Letters: Nonessential businesses should do what’s best for the community; COVID-19 pandemic not surprising
Nonessential businesses: Do what’s best for the community
Coronavirus has left us all with moments of anxiety and time to reflect. The questions I’m asking myself are simple: Who is important to me, and who am I important to? I believe the first question is easy. I value life, everyone’s life. Who am I important to — a different feeling comes over me.
Many of us have seen complete ignorance and greed take over, businesses that won’t close to quarantine for fear of losing a sale. The translation to their employees: We do not value you or your families.
I ask that this town that has learned to dance with the world not shop at nonessential businesses that refuse to care about what’s best for the community. We need to stand for all those who are vulnerable.
This is my journey to understanding worth.
Cyber meeting is the wrong place for fifth grade vote
The next Philipsburg school board meeting is a voting meeting on whether fifth grade is moved down to elementary.
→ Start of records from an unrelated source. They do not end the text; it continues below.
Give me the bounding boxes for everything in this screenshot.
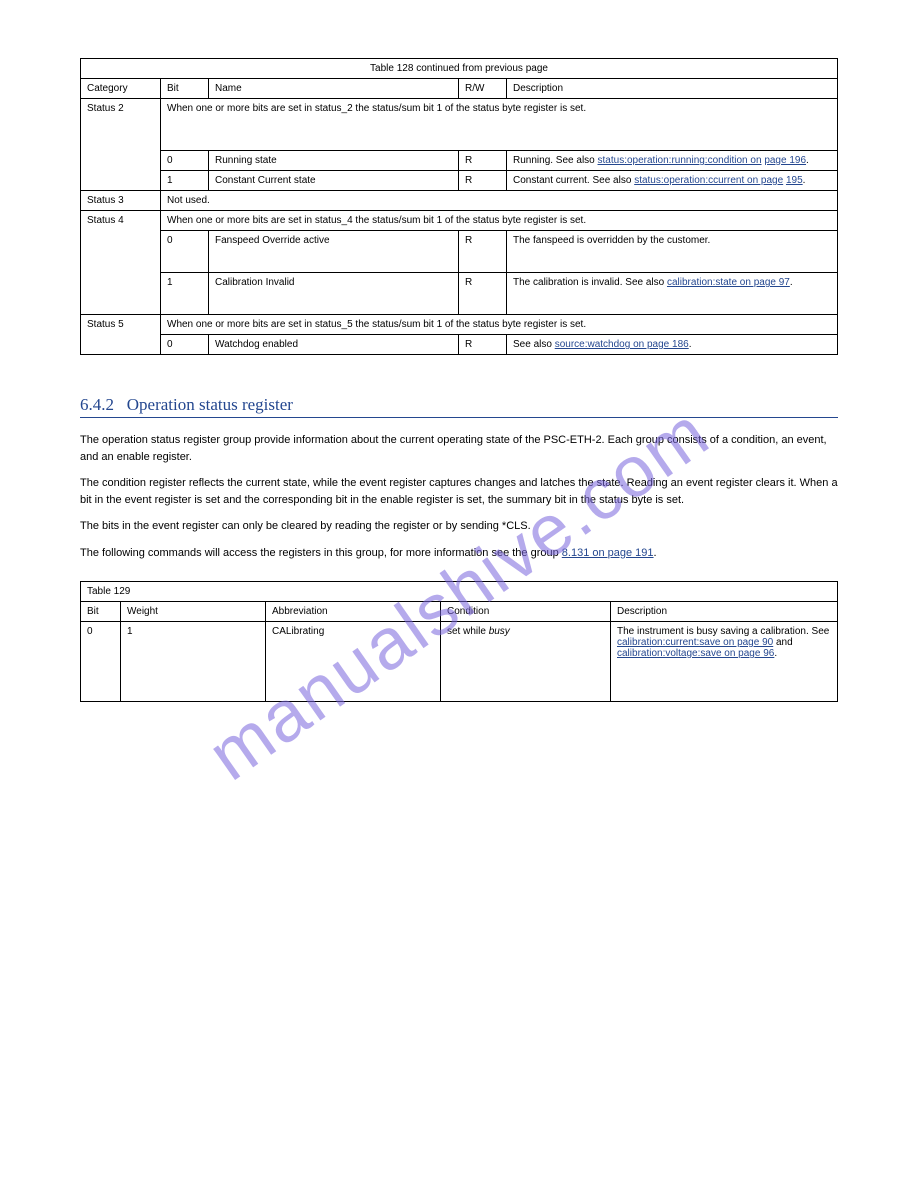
t1-cat-status5: Status 5 [81,315,161,355]
t1-s2-r0-rw: R [459,151,507,171]
t2-r0-weight: 1 [121,622,266,702]
t1-cat-status4: Status 4 [81,211,161,315]
link-cal-current-save[interactable]: calibration:current:save on page 90 [617,637,773,648]
t1-note-status4: When one or more bits are set in status_… [161,211,838,231]
t1-s4-r1-desc: The calibration is invalid. See also cal… [507,273,838,315]
table2-caption: Table 129 [81,582,838,602]
link-page-196[interactable]: page 196 [764,155,806,166]
para-1: The operation status register group prov… [80,432,838,465]
t1-s4-r0-rw: R [459,231,507,273]
t1-note-status5: When one or more bits are set in status_… [161,315,838,335]
t1-s5-r0-rw: R [459,335,507,355]
t1-s4-r0-bit: 0 [161,231,209,273]
link-running-condition[interactable]: status:operation:running:condition on [598,155,762,166]
link-group-8131[interactable]: 8.131 on page 191 [562,547,654,559]
t2-hdr-desc: Description [611,602,838,622]
t2-hdr-bit: Bit [81,602,121,622]
t1-s2-r1-name: Constant Current state [209,171,459,191]
section-heading: 6.4.2 Operation status register [80,395,838,418]
link-cal-voltage-save[interactable]: calibration:voltage:save on page 96 [617,648,774,659]
link-watchdog[interactable]: source:watchdog on page 186 [555,339,689,350]
t1-s2-r0-desc: Running. See also status:operation:runni… [507,151,838,171]
t1-s2-r0-name: Running state [209,151,459,171]
t1-hdr-desc: Description [507,79,838,99]
t1-s4-r1-name: Calibration Invalid [209,273,459,315]
t2-r0-bit: 0 [81,622,121,702]
link-page-195[interactable]: 195 [786,175,803,186]
para-3: The bits in the event register can only … [80,518,838,535]
t1-cat-status2: Status 2 [81,99,161,191]
t1-s5-r0-desc: See also source:watchdog on page 186. [507,335,838,355]
t2-r0-desc: The instrument is busy saving a calibrat… [611,622,838,702]
t1-hdr-bit: Bit [161,79,209,99]
table1-caption: Table 128 continued from previous page [81,59,838,79]
link-calibration-state[interactable]: calibration:state on page 97 [667,277,790,288]
t1-s4-r1-rw: R [459,273,507,315]
t1-s4-r0-desc: The fanspeed is overridden by the custom… [507,231,838,273]
t2-hdr-weight: Weight [121,602,266,622]
t2-r0-abbr: CALibrating [266,622,441,702]
t1-hdr-rw: R/W [459,79,507,99]
operation-status-table: Table 129 Bit Weight Abbreviation Condit… [80,581,838,702]
t1-s2-r1-desc: Constant current. See also status:operat… [507,171,838,191]
t1-s5-r0-bit: 0 [161,335,209,355]
t1-s2-r1-rw: R [459,171,507,191]
t1-s4-r0-name: Fanspeed Override active [209,231,459,273]
t2-hdr-abbr: Abbreviation [266,602,441,622]
t1-cat-status3: Status 3 [81,191,161,211]
t1-hdr-name: Name [209,79,459,99]
t2-hdr-cond: Condition [441,602,611,622]
t1-note-status3: Not used. [161,191,838,211]
t2-r0-cond: set while busy [441,622,611,702]
t1-hdr-category: Category [81,79,161,99]
para-2: The condition register reflects the curr… [80,475,838,508]
t1-note-status2: When one or more bits are set in status_… [161,99,838,151]
t1-s2-r0-bit: 0 [161,151,209,171]
link-ccurrent[interactable]: status:operation:ccurrent on page [634,175,783,186]
t1-s2-r1-bit: 1 [161,171,209,191]
t1-s4-r1-bit: 1 [161,273,209,315]
t1-s5-r0-name: Watchdog enabled [209,335,459,355]
para-4: The following commands will access the r… [80,545,838,562]
status-registers-table: Table 128 continued from previous page C… [80,58,838,355]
This is also the one and only opportunity the public gets to voice their opinion before the board votes.
The board has decided to make this a cyber meeting in lieu of the health crisis. I have a deep-seated concern with this for several reasons. First, is the board allowed to hold this meeting with the rest of the district closed and the “less than 10” at a gathering rule? If so, when were they going to inform the public and give proper instructions on how to attend? They create automated phone calls for hoagie sales but yet fail to create a notification for this more monumental change. Second, I personally sat in on the last school board meeting where Dr. Paladina stated that should school close, the district would not be able to cyber school due to the lack of broadband capabilities in many of our districts’ homes. If true, Dr. Paladina, how is it fair to hold a cyber board meeting that weighs so heavily on our children’s academia if most parents wouldn’t be able to digitally attend?
Regardless of what side of the argument you are on, ALL deserve a fair chance to voice their opinion on the future of our children’s education. I encourage each to reach out to your school board representative and/or Pennsylvania School Board Association 506-2450. Let’s make this an equal opportunity meeting.
COVID-19 pandemic not surprising
I am alarmed but not surprised by the COVID-19 pandemic. Global human population has increased more than threefold since I was born in 1950, to almost 7.8 billion people today. We have been using resources far beyond the carrying capacity of our planet for too long.
I wasn’t around when the Spanish flu killed millions in 1918, but as an agronomist I am reminded of the 1970 Southern Corn Leaf Blight, which ravaged almost 85 percent of the maize crop in the USA that summer. The fungus withered corn plants and resulted in malformed or rotted cobs that were completely covered in a grayish powder. Wall-to-wall Homo sapiens has proved itself as vulnerable to disease as widespread monoculture of corn.
Habitat destruction has hastened our tragedy. Hundreds of deadly microbes like the novel coronavirus have come into contact with our species in my lifetime as a result (think HIV, Ebola, ad nauseam). This outbreak may have been spread because of consumption of pangolins (scaly anteaters). Please don’t blame the Chinese, gay marriage or endangered species, though. We need to get our birthrate under control or nature, red in tooth and claw, will do so for us.